Now Sen. Rob Portman (R-OH) appears ready to “pull a Stupak.” Under pressure from Democrat Sen. Sherrod Brown (D-OH), Portman appears ready to cut a deal to confirm former Ohio Attorney General Richard Cordray to a five-year term to head the super-regulatory agency known as the Consumer Financial Protection Bureau (CFPB).
Word on Capitol Hill is that Portman has assured Cordray he has no problems with his nomination and is asking for assurances that his concerns about the Bureau will be address – not in legislation, but in a letter. Has Portman learned anything from the Stupak incident? Apparently not.
Unlike Portman, Sen. Richard Shelby (R-AL) is taking a principled stand against the creation of a new super regulatory agency and is not shaking in his boots.

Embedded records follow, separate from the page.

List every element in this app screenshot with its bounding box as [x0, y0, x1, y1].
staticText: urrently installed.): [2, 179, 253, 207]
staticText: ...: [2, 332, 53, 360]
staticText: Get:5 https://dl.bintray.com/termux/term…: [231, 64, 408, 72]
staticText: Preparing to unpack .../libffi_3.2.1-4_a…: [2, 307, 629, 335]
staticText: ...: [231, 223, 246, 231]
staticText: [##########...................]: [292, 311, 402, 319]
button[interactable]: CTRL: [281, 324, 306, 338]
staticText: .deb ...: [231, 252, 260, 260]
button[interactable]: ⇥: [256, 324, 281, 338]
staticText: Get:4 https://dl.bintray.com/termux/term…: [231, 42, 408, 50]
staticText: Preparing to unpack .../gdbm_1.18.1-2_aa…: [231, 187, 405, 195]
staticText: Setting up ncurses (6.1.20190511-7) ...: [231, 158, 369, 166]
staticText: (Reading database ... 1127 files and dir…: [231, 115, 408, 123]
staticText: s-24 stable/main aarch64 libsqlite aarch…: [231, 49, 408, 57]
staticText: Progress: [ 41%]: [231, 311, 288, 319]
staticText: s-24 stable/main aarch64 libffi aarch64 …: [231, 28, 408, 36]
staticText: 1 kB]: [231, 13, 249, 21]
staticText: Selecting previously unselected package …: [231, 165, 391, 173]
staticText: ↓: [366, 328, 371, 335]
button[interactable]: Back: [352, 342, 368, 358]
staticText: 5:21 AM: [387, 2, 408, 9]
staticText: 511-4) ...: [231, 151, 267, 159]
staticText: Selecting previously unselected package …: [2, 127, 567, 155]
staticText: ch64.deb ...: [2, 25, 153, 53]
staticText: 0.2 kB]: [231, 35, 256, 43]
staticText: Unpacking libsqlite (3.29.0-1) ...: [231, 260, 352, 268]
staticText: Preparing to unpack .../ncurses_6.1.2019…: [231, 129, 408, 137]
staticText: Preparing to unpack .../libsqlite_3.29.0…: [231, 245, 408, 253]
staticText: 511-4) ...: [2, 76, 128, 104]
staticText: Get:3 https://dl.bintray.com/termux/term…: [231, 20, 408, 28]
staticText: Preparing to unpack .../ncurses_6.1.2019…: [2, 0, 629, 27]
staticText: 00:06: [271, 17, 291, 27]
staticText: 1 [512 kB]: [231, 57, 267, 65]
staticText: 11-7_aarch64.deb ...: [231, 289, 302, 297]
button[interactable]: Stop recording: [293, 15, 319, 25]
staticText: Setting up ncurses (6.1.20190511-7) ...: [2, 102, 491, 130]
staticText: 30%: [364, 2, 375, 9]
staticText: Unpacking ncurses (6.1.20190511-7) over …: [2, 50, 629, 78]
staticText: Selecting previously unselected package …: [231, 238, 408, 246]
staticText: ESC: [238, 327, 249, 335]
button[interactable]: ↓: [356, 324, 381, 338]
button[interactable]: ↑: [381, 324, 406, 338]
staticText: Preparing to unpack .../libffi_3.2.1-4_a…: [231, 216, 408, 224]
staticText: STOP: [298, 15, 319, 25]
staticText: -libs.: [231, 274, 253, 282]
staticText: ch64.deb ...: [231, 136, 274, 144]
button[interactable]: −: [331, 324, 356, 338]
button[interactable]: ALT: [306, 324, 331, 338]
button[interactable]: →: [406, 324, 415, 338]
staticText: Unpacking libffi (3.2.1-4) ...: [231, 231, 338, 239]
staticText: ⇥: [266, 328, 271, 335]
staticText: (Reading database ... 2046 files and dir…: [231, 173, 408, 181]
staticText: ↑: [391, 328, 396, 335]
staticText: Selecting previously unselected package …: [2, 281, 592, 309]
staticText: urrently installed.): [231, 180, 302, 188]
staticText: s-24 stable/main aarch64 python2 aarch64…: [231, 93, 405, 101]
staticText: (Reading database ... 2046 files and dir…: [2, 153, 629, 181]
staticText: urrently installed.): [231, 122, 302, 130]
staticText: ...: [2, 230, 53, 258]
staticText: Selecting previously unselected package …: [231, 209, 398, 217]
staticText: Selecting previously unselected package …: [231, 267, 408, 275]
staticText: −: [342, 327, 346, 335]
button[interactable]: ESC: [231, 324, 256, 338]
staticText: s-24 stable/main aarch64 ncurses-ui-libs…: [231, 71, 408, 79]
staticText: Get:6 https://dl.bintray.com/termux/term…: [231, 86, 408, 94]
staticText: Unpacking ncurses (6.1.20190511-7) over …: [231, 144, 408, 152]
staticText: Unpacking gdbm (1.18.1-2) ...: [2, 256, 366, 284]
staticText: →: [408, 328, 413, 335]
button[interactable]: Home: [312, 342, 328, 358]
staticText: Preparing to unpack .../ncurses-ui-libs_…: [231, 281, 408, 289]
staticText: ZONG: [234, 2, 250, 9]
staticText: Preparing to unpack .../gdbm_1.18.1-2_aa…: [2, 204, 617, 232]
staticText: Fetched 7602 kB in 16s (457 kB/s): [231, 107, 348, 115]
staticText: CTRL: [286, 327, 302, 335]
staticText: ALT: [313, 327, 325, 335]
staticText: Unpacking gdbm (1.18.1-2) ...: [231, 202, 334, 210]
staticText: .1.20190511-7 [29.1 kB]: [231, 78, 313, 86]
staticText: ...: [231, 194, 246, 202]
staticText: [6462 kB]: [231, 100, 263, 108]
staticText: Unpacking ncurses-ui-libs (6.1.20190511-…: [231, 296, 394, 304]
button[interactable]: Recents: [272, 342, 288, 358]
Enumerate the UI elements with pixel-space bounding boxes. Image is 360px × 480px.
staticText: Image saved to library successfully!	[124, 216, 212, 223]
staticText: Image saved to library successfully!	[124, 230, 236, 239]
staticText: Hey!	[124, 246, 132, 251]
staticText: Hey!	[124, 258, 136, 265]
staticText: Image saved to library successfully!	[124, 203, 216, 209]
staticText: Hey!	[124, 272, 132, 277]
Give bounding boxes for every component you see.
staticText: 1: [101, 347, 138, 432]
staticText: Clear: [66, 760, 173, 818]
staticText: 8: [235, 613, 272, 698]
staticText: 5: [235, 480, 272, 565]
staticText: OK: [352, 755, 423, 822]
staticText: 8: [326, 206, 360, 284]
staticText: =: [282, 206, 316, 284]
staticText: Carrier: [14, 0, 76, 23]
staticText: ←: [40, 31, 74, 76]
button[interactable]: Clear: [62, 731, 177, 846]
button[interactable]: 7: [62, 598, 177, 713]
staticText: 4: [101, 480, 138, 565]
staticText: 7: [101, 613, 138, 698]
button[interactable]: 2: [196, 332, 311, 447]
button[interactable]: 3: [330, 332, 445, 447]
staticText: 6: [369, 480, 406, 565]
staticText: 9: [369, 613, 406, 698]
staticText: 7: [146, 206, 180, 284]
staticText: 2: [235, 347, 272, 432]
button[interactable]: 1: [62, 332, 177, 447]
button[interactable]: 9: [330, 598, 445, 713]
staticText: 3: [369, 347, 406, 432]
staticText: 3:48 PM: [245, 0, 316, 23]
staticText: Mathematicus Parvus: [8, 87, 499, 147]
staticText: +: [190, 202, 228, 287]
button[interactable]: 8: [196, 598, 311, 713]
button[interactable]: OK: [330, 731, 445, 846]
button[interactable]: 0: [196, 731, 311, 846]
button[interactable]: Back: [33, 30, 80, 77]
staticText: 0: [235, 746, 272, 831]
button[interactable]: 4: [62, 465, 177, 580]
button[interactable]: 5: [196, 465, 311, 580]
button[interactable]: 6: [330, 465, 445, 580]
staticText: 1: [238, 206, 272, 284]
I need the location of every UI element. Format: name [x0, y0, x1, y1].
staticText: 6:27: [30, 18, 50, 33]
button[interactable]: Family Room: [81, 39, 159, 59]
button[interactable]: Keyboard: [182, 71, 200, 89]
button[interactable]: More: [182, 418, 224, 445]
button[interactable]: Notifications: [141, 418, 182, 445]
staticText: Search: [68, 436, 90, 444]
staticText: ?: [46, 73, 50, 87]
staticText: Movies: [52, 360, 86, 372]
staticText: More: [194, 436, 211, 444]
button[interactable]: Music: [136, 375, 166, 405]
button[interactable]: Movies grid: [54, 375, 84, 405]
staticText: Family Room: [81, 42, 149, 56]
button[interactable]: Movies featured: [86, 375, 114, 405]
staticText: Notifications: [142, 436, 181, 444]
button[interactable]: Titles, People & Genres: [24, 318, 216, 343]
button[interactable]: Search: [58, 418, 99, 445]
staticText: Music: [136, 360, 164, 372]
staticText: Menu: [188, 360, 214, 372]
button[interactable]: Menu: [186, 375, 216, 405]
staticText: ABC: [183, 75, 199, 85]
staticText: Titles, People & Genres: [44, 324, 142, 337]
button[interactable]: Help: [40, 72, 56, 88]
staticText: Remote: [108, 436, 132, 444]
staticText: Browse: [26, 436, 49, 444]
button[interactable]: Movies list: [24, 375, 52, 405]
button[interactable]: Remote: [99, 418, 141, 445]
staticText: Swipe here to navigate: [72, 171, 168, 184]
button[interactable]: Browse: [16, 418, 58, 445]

Shelby has organized his colleagues who have pledged to oppose the nomination of Cordray or any other nominee unless the Bureau is reformed. Unlike Portman, apparently, Shelby is smart enough to demand real statutory changes as opposed to “promised” changes.
The CFPB was structured in a way to give huge, and perhaps unconstitutional, power to its Director. Alan Raul, who served as general counsel of the Office of Management and Budget and associate counsel to President Ronald Reagan, described the CFPB’s power as “an independent agency on steroids because Congress essentially exempted the director from any meaningful accountability or strong presidential oversight.”
As structured, the Director is empowered to regulate almost any industry for any reason and if Cordray is confirmed by the full Senate, would be given a five-year term and be removable only by malfeasance. So if a Republican wins the presidential election, they would enjoy four years of Mr. Cordray regulating the economy, no matter what the president did or said.
Not only should the CFPB be reformed, it should be eliminated. If Mr. Portman gets weak knees, he will ensure that another government regulatory agency – one with more power than most – will be around for a long time.